Given the map: $$f:CP^1 \to S^2\ ,\ f[z:w] = \left(\frac{2\mbox{Re}(w\bar{z})}{|w|^2+|z|^2},\frac{2\mbox{Im}(w\bar{z})}{|w|^2+|z|^2}, \frac{|w|^2-|z|^2}{|w|^2+|z|^2}\right)$$
How would I go about constructing an inverse? I have done something similar in the past when I needed to find the inverse for a stereographic projection, but I used geometrical methods, and here I'm having trouble visualizing things. I have tried to solve this algebraically but I can't seem to separate $z$ and $w$ from their conjugates.
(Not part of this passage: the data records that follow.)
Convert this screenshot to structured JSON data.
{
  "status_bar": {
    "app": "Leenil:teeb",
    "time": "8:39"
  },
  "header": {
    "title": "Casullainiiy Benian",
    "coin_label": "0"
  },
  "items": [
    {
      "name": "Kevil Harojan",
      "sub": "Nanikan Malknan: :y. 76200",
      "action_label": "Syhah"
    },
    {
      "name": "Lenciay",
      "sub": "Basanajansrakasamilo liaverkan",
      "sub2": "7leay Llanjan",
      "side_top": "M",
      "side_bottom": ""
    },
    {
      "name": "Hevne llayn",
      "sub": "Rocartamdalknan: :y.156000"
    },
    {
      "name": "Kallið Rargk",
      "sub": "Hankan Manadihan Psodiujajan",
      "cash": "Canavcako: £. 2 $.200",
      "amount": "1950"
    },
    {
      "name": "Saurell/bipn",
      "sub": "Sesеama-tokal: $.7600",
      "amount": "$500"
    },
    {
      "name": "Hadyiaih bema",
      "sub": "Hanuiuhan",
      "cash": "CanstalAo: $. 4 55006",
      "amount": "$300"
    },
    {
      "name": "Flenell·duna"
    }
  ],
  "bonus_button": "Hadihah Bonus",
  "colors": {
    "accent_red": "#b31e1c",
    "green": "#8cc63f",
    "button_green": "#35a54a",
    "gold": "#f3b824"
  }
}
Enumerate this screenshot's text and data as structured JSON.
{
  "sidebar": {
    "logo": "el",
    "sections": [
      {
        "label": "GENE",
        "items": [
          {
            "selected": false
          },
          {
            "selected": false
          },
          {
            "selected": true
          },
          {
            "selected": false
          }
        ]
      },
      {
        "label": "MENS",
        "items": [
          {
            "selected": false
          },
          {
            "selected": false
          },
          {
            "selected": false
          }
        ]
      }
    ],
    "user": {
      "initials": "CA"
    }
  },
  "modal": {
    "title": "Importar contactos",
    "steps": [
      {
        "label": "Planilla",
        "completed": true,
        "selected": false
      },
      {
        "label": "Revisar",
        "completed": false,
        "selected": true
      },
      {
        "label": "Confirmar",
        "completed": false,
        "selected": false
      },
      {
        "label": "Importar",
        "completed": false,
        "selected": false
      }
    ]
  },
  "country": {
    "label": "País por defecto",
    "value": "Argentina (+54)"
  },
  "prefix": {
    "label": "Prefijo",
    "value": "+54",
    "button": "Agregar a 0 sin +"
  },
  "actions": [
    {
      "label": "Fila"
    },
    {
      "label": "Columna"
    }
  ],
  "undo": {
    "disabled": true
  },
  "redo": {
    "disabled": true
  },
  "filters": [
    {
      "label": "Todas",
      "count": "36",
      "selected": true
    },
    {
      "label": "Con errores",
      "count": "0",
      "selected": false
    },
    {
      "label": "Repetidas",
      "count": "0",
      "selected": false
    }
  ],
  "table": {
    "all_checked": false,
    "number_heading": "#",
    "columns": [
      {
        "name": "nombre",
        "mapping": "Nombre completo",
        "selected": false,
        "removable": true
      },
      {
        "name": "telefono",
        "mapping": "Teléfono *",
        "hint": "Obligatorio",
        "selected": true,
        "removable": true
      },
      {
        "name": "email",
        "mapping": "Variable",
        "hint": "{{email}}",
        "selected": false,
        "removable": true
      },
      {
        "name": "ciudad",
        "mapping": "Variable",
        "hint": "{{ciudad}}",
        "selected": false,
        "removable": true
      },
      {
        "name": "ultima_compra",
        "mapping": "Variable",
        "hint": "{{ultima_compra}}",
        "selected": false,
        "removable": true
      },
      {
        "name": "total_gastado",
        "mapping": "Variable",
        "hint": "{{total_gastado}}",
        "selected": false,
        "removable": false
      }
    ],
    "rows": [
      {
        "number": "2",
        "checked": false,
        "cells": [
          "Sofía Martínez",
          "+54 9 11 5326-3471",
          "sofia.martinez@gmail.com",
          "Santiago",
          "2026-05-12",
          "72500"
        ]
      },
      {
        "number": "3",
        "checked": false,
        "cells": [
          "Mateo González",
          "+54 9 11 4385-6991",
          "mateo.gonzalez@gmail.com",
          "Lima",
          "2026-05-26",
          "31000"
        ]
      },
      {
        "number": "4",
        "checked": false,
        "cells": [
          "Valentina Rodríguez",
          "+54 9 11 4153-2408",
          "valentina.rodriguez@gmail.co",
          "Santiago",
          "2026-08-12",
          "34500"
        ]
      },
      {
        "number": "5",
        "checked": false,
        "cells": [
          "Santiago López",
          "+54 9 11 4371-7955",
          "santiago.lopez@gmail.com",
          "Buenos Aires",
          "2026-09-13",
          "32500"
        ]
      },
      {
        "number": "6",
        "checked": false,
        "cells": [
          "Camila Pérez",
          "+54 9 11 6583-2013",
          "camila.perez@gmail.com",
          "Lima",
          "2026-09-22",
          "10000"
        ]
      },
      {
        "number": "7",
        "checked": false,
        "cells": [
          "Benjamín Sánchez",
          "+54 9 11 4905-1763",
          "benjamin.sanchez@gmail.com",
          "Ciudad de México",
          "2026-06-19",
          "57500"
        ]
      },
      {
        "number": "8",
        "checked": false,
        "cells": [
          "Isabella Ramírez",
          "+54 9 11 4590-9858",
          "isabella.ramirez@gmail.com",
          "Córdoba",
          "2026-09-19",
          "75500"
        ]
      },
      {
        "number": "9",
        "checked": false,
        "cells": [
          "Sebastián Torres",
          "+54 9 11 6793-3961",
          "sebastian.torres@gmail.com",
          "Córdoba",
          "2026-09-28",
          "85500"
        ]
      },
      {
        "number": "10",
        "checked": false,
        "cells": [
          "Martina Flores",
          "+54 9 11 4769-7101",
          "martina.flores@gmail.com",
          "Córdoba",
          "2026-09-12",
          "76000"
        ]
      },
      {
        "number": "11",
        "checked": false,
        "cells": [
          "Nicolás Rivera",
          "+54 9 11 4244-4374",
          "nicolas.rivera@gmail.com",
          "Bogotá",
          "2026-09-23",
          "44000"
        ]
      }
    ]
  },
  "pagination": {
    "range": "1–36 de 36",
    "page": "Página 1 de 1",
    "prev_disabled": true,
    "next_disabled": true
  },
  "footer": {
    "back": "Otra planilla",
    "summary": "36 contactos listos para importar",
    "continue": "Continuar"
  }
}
My aim is to eventually prove that this map is a homeomorphism. Thanks
The inverse mapping is
$$g:S^2 \to CP^1: (\xi_1,\xi_2,\xi_3) \mapsto [z:w]=\frac{\xi_1-i\xi_2}{1+\xi_3} \; .$$
All you need is the proportion $[z:w]$. So set $|w|^2+|z|^2=w\bar{w}+z\bar{z}=1$ for the sake of ease. Then also note that
$$\xi_1=2\mbox{Re}(w\bar{z}) = w\bar{z}+\bar{w}z$$
and
$$\xi_2=2\mbox{Im}(w\bar{z}) = -i(w\bar{z}-\bar{w}z)$$
and finally
$$\xi_3=w\bar{w}-z\bar{z} \; .$$
Using the last relation and our condition we see that
$$1+\xi_3 = 2w\bar{w}$$
while combining the relations for $\xi_1$ and $\xi_2$ appropriately we get
$$\xi_1-i\xi_2 = 2\bar{w}z$$
which after division with the previous relation gives us the mapping.